When you find Spotlight is fine but Mac is still slow

If you’ve checked Activity Monitor and Spotlight processes are not pegged, it’s something else. Don’t go down the Spotlight rabbit hole if the data doesn’t support it. The processes to watch:

  • kernel_task — high values suggest thermal throttling
  • WindowServer — if pegged, UI is struggling
  • bird — iCloud Drive sync
  • cloudd / accountsd — iCloud account services
  • photoanalysisd — Photos library work
  • App-specific processes — browsers, sync apps, etc.

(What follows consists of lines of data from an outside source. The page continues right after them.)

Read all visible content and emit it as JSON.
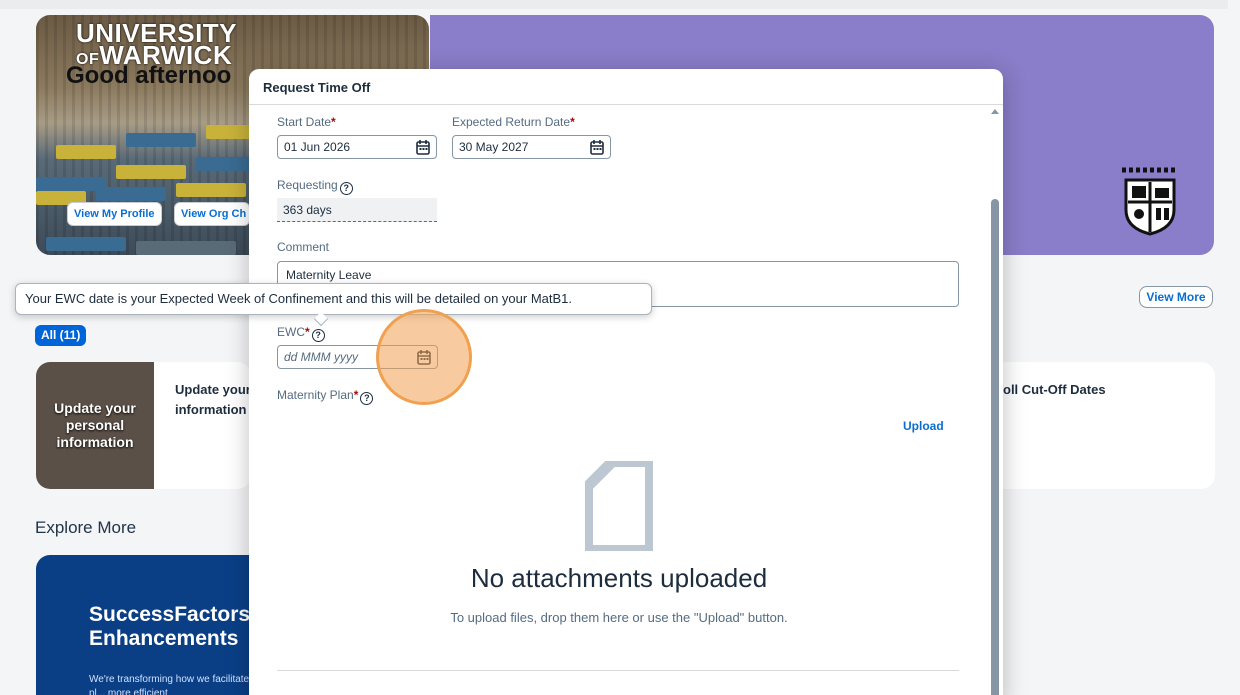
{
  "hero": {
    "logo_line1": "UNIVERSITY",
    "logo_of": "OF",
    "logo_line2": "WARWICK",
    "greeting": "Good afternoo",
    "view_profile": "View My Profile",
    "view_org_chart": "View Org Ch"
  },
  "section": {
    "view_more": "View More",
    "filter_all": "All (11)"
  },
  "cards": [
    {
      "thumb_title": "Update your personal information",
      "heading": "Update your information"
    },
    {
      "heading": "oll Cut-Off Dates"
    }
  ],
  "explore": {
    "title": "Explore More",
    "promo_title": "SuccessFactors Enhancements",
    "promo_body": "We're transforming how we facilitate staff pl... more efficient"
  },
  "dialog": {
    "title": "Request Time Off",
    "start_date_label": "Start Date",
    "start_date_value": "01 Jun 2026",
    "return_date_label": "Expected Return Date",
    "return_date_value": "30 May 2027",
    "requesting_label": "Requesting",
    "requesting_value": "363 days",
    "comment_label": "Comment",
    "comment_value": "Maternity Leave",
    "ewc_label": "EWC",
    "ewc_placeholder": "dd MMM yyyy",
    "plan_label": "Maternity Plan",
    "upload_label": "Upload",
    "empty_title": "No attachments uploaded",
    "empty_subtitle": "To upload files, drop them here or use the \"Upload\" button.",
    "required_marker": "*",
    "help_glyph": "?"
  },
  "tooltip": {
    "text": "Your EWC date is your Expected Week of Confinement and this will be detailed on your MatB1."
  },
  "colors": {
    "brand_purple": "#8a7dc9",
    "link_blue": "#0a6ed1",
    "required_red": "#aa0808",
    "highlight_orange": "#f0a04e"
  }
}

Each has its own diagnostic flow. Spotlight is one cause among many. If it’s not the cause, no amount of Spotlight tuning will help.

Healthy Spotlight behavior

After an initial index of a fresh Mac (typically 1-3 hours), Spotlight processes should:

  • Use minimal CPU during normal use (under 5%)
  • Spike briefly when files change
  • Not consistently appear in Activity Monitor’s top processes
  • Search results return in milliseconds

If you’re seeing this, Spotlight is healthy. If you’re seeing constant high CPU from Spotlight processes for days, something is wrong, and the steps above will fix it most of the time.

The goal is for Spotlight to be invisible — a feature you use without thinking about it. Get there, and your Mac feels noticeably faster all day.